The complement system does not act in isolation in modulating inflammation in glomerulonephritis. Other pro-and anti-inflammatory pathways are activated by ICs. Mesangial cells are located in the glomeruli and border directly on endothelial cells (capillaries), which possess numerous microholes at the juxtacapillary region (55). This histological structure allows ICs access to FcRs expressed on mesangial cells (56, 57, 58). Mesangial cells play an important role in inflammation in the kidney (59, 60). Interaction of ICs with mesangial cells via Fc receptors triggers a cascade of renal injury characterized by cellular proliferation, matrix protein accumulation, chemokine release, and mononuclear cell recruitment (56, 61, 62, 63, 64, 65). A recent study of lupus-prone mice (NZB/NZW F1 mice) deficient for Fc receptor γ-chain I and III expression (FcγRI and FcγRIII) indicated that the presence of FcγRs was required for development of proliferative glomerulonephritis (66). Despite the glomerular deposition of ICs, including C3 and the activation of the complement cascade, FcγR-deficient mice developed significantly less renal disease and had significantly increased survival compared with control mice. These results suggest that C3 activation alone is insufficient to induce renal disease without mesangial cell/macrophage activation through Fc receptors. Complement activation, however, clearly enhances immune responses mediated through Fc receptors and as demonstrated by the Crry and anti-C5 experiments remains a viable therapeutic target in treating glomerulonephritis.
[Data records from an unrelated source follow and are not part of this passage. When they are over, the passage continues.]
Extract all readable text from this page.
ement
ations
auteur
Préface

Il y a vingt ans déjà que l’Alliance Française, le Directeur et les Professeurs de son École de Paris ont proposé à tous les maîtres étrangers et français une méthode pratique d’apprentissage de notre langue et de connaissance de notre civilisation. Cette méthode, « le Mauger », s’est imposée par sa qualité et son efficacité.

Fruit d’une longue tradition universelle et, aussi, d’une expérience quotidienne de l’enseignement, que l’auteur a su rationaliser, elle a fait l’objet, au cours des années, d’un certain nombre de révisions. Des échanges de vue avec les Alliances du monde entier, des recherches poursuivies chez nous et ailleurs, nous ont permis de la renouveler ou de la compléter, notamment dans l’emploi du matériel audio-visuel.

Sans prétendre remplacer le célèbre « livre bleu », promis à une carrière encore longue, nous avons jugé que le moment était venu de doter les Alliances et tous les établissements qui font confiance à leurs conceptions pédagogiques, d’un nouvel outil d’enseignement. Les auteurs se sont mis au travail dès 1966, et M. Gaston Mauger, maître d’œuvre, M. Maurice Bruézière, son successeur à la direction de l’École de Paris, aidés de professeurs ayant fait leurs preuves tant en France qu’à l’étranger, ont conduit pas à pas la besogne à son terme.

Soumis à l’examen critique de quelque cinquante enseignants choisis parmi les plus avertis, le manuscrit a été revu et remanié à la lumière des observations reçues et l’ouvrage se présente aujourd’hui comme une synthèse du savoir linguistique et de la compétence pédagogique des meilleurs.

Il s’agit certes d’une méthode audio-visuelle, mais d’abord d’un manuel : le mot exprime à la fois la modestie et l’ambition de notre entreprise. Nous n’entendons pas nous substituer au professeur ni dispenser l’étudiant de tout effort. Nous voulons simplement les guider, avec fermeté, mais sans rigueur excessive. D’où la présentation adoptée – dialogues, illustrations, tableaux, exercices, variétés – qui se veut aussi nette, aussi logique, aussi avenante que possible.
In conclusion, our results demonstrate that 1) C3 and/or activation of C3 is not required for full expression of glomerulonephritis in MRL/lpr mice, and 2) C3 may in fact be beneficial in MRL/lpr mice through direct or indirect effects on the clearance of IC deposition in the glomeruli. These results are in contrast to a number of studies demonstrating beneficial effects of inhibiting complement factors in inflammatory glomerulonephritis. Additional studies are needed to define the factors that mediate the role of complement activation in glomerulonephritis, including the role of local vs systemic production and activation of complement. MRL/lpr C3-deficient mice provide a novel and useful model for dissecting the role of C3-dependent and C3-independent effects in autoimmune disease.

2

Abbreviations used in this paper; IC, immune complex; GBM, glomerular basement membrane; TMB, 3,3′,5,5′-tetramethylbenzidene; SLE, systemic lupus erythematosus; RT, room temperature; DAF, decay accelerating factor; MCP, membrane cofactor protein.